Wachovia Not Out of the Woods Yet

     SAN JOSE (CN) – A federal judge ruled on several motions from borrowers who wanted to opt out of a class action against Wachovia Mortgage, which paid $50 million to settle claims involving “Pick-a-Payment” mortgage loans.
     Wachovia offered the loans from 2003 to 2008, letting borrowers make minimum payments for a limited time, under certain conditions.
     But borrowers said they were not told that when a payment was insufficient to cover the interest, unpaid interest was tacked on to the loan balance, which increased. Borrowers said this “negative amortization” was not adequately disclosed to them.
     They claim that Wachovia, a division of Wells Fargo Bank, violated state and federal laws.
     Wachovia, which denied any wrongdoing, agreed to a $50 million settlement in February 2011.
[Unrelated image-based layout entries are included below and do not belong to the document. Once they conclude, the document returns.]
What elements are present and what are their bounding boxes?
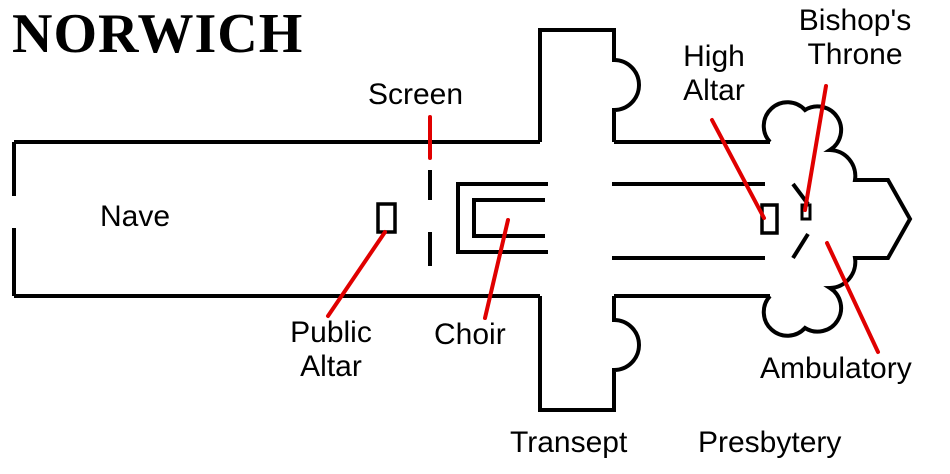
diagram-title: NORWICH — [12, 3, 304, 65]
nave-label: Nave — [100, 200, 171, 233]
south-transept — [538, 296, 641, 412]
choir-outer-stalls — [456, 182, 548, 254]
public-altar-label-line1: Public — [290, 316, 372, 349]
bishops-throne-label: Bishop's Throne — [780, 4, 930, 72]
ambulatory-label: Ambulatory — [760, 352, 912, 385]
high-altar-label-line1: High — [683, 40, 745, 73]
apse-screen-south — [791, 232, 810, 260]
high-altar-label-line2: Altar — [683, 74, 745, 107]
north-transept — [538, 28, 641, 142]
bishops-throne-label-line1: Bishop's — [798, 4, 912, 37]
presbytery-label: Presbytery — [698, 426, 842, 459]
transept-label: Transept — [510, 426, 628, 459]
choir-label: Choir — [434, 318, 506, 351]
high-altar-label: High Altar — [668, 40, 760, 108]
public-altar-label-line2: Altar — [300, 350, 362, 383]
public-altar-label: Public Altar — [275, 316, 387, 384]
bishops-throne-pointer — [803, 84, 828, 212]
public-altar — [376, 202, 397, 234]
screen-label: Screen — [368, 78, 464, 111]
choir-pointer — [483, 218, 510, 320]
choir-inner-stalls — [472, 198, 545, 238]
public-altar-pointer — [326, 230, 387, 318]
high-altar — [760, 203, 779, 235]
high-altar-pointer — [710, 118, 766, 220]
ambulatory-pointer — [825, 241, 880, 354]
apse-and-chapels — [761, 100, 913, 338]
bishops-throne-label-line2: Throne — [807, 38, 903, 71]
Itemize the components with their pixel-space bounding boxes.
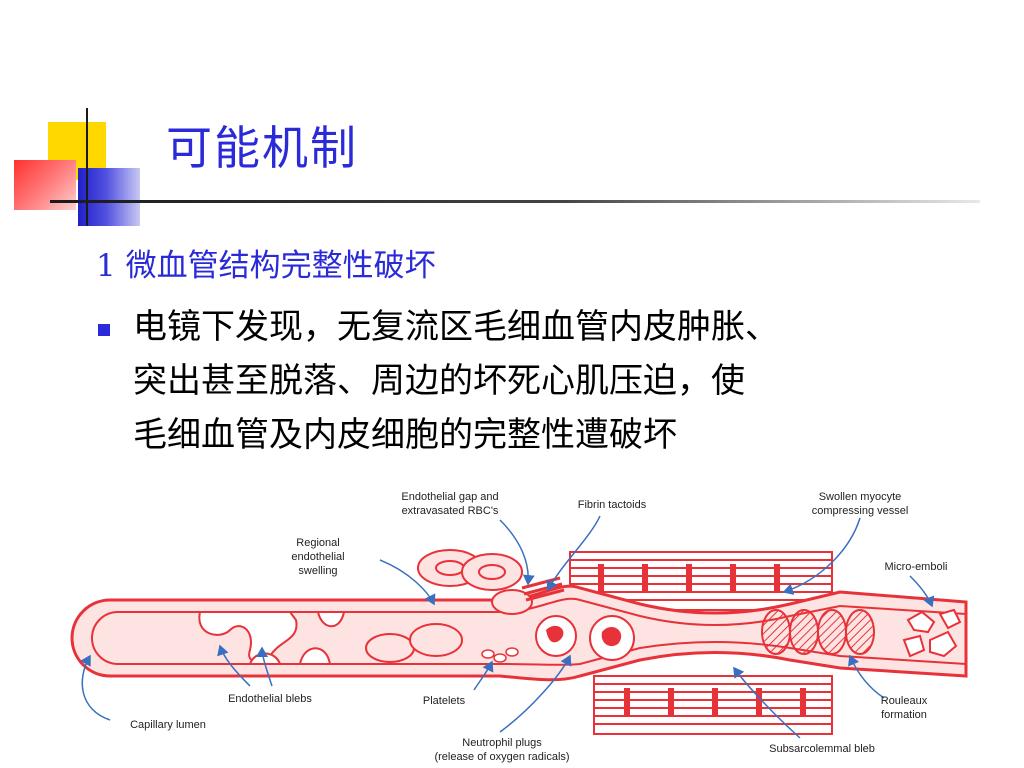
label-blebs: Endothelial blebs (228, 693, 312, 705)
decor-vertical-line (86, 108, 88, 226)
title-underline (50, 200, 980, 203)
slide-subtitle: 1 微血管结构完整性破坏 (96, 248, 436, 284)
label-lumen: Capillary lumen (130, 719, 206, 731)
slide-title: 可能机制 (166, 121, 358, 175)
capillary-vessel (70, 584, 968, 682)
label-neutrophil-line2: (release of oxygen radicals) (434, 751, 569, 763)
bullet-line-2: 突出甚至脱落、周边的坏死心肌压迫，使 (133, 361, 745, 401)
label-emboli: Micro-emboli (885, 561, 948, 573)
decor-blue-square (78, 168, 140, 226)
label-rouleaux-line2: formation (881, 709, 927, 721)
label-gap-line1: Endothelial gap and (401, 491, 498, 503)
neutrophil-plugs (535, 615, 635, 661)
label-regional-line1: Regional (296, 537, 339, 549)
label-platelets: Platelets (423, 695, 466, 707)
label-myocyte-line2: compressing vessel (812, 505, 909, 517)
label-subsarcolemmal: Subsarcolemmal bleb (769, 743, 875, 755)
rouleaux-formation (761, 609, 875, 655)
label-myocyte-line1: Swollen myocyte (819, 491, 902, 503)
label-rouleaux-line1: Rouleaux (881, 695, 928, 707)
platelets (481, 647, 519, 663)
label-gap-line2: extravasated RBC's (402, 505, 499, 517)
bullet-marker (98, 324, 110, 336)
bullet-text: 电镜下发现，无复流区毛细血管内皮肿胀、 突出甚至脱落、周边的坏死心肌压迫，使 毛… (133, 300, 1013, 462)
label-regional-line2: endothelial (291, 551, 344, 563)
myocyte-block-bottom (593, 675, 833, 735)
leader-arrows (80, 515, 935, 739)
bullet-line-1: 电镜下发现，无复流区毛细血管内皮肿胀、 (133, 307, 779, 347)
bullet-line-3: 毛细血管及内皮细胞的完整性遭破坏 (133, 415, 677, 455)
label-regional-line3: swelling (298, 565, 337, 577)
label-fibrin: Fibrin tactoids (578, 499, 647, 511)
red-blood-cells (365, 549, 533, 663)
capillary-diagram: Endothelial gap and extravasated RBC's F… (70, 491, 968, 763)
label-neutrophil-line1: Neutrophil plugs (462, 737, 542, 749)
micro-emboli (902, 608, 962, 658)
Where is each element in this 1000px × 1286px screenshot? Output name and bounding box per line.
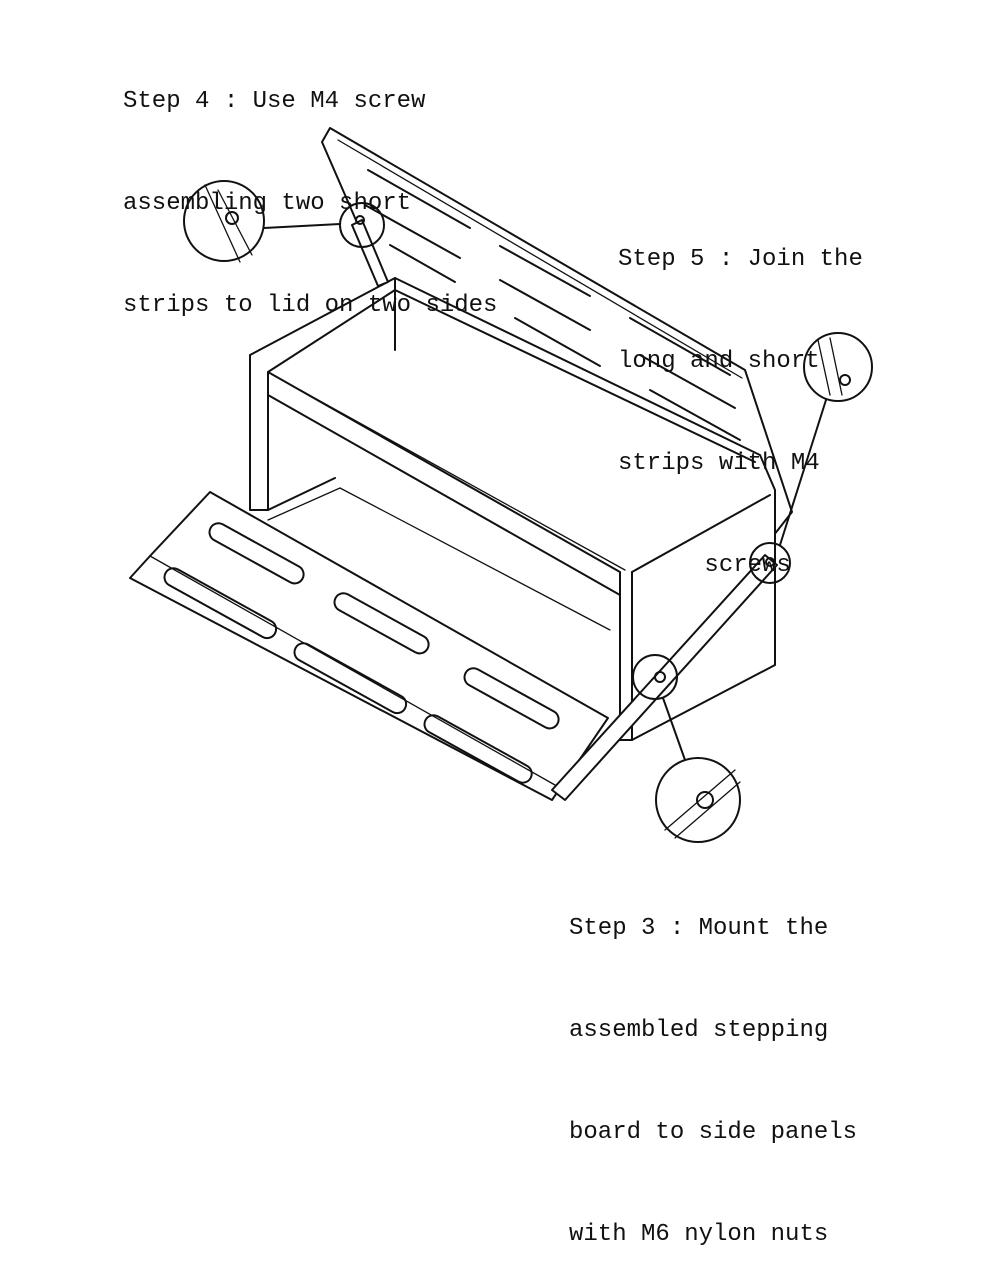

     But the settlement has not put the issue to rest. Several individual class members seek a court declaration granting them late opt-out status, freeing them to file separate lawsuits against Wachovia.
     Dina Flotte, who got a pick-a-payment loan, claims she learned of the class action late. She claims in her motion that Wachovia told her she would have to opt out of the class action if she wanted to file her own lawsuit.
     Flotte says she wasn’t able to opt out in time – she even received a $178.04 check in settlement of the class action – and offered an explanation, primarily blaming Wachovia for her delay. But U.S. District Judge Jeremy Fogel didn’t buy it.
     “The court concludes that Flotte has not demonstrated that the relief she requests is warranted,” Fogel ruled. “Defendants would be prejudiced by having to defend a state law UCL [Unfair Competition Law] claim that they reasonably believed had been settled.”
     Fogel added that while Flotte offered an explanation for her delay in seeking an opt-out, her explanation “is contradicted by credible evidence submitted by defendants.” “It appears that Flotte has remained in her home for more than four years without making any mortgage payments whatsoever, and that when she was offered a loan modification almost two years ago, she failed to accept it. Based upon this record, Flotte’s request for a late opt out will be denied.”
     Like Flotte, borrower Nick John Makreas said he did not make the opt-out list, but that it wasn’t his fault.
     Fogel found his situation more acceptable and granted Makreas’ motion for a late opt-out.
     Wachovia filed six motions for enforcement of the settlement, all of them involving late opt-out motions by borrowers. Fogel granted two, denied another and made recommendations for further actions on two others.
     Wachovia’s sixth motion involves attorney Catherine Czyz and the judicial foreclosure of her property. She cites counterclaims based on Truth in Lending Act violations and other violations connected to her pick-a-payment loan.
     Czyz, who filed pro se, sought to quash Service of Process, saying she wasn’t “properly served with the instant motion to enforce settlement, that this court lacks personal jurisdiction over her and that she opted out of the settlement agreement.”
     Fogel found Czyz credible and her explanations reasonable, stating that “the court is inclined to permit Czyz to opt out of the class action settlement. She represents that she did not receive notice of the action until she received the settlement check for $178.04 at the end of October 2011.”
     Fogel found that a declaration by a Wachovia witness could not establish that Czyz received a notice of settlement.
     Finally, Fogel denied Thomas Worthington’s motion to enforce settlement. Worthington claimed he was entitled to a loan modification under the settlement agreement.